Our data set contains a large number of minerals in some localities (up to 433 in a single locality and 5,476 minerals overall, as of 2020 October), which presents an as-yet-unsolved scalability problem. Therefore, future work will include the scaling of association analysis algorithms to accept large numbers of items in its transactions (i.e. large combinations of minerals in query) and to continue work in finding a solution to the long tail problem (11) as it applies to mineral data (i.e. that many rare minerals occur at few localities). Progress in these areas will allow predictions on larger data sets, including all of Earth's mineralogy simultaneously, while reducing the support further to include rare minerals in the recommendations.

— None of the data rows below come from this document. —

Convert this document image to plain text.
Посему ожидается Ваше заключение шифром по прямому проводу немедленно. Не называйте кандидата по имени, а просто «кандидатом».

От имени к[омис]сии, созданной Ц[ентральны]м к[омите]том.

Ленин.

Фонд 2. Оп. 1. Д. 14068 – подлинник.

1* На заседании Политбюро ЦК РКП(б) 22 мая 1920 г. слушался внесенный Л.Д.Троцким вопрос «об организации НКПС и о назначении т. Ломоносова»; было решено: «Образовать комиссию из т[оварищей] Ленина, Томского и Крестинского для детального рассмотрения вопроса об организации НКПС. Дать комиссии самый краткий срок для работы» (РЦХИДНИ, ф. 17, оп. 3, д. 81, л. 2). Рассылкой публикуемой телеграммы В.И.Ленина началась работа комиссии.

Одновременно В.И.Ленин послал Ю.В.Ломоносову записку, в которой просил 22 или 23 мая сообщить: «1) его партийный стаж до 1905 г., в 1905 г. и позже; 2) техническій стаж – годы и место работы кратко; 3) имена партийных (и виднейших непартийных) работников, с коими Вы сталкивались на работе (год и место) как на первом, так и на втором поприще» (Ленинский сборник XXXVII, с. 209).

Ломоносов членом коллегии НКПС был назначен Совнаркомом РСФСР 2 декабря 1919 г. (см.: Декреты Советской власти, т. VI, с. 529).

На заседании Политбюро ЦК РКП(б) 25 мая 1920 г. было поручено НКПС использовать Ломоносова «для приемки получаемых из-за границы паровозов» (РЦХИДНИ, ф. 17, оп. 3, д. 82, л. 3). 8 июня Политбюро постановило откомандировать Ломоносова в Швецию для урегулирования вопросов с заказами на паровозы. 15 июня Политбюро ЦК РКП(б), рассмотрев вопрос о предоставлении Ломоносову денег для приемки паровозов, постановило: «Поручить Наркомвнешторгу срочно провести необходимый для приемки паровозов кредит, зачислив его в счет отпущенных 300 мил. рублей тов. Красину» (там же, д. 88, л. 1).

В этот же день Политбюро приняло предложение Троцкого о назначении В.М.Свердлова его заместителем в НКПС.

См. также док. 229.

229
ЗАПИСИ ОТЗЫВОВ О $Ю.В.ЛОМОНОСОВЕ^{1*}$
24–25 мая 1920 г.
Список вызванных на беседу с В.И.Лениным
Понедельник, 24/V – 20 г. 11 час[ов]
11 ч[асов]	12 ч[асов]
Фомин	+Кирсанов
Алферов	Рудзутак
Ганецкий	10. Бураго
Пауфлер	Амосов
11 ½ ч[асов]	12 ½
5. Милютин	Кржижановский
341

Evaluating association rules: while we have been using mineral association rules to predict unknown mineral occurrences for a given locality and to predict localities to find a given mineral, association analysis and more specifically the association rule mining are inherently an unsupervised method used to generate association rules based on cooccurrence data. Thus, most of the metrics used to evaluate the results of association analysis methods focus on either the ability of the model to ingest large amounts of data (49), or using a metric-based comparison of various algorithms used for association rule mining (50), or on evaluating the rules mined to more efficiently generate association rules (51). However, when patterns generated in an unsupervised method are used to predict the occurrences of entities such as minerals, there needs to be a way to evaluate the predictions made by the model. Because there is very little work done in this research area, we are currently developing a new method to evaluate the results of association rules, specifically when these rules are used in a predictive setting (23).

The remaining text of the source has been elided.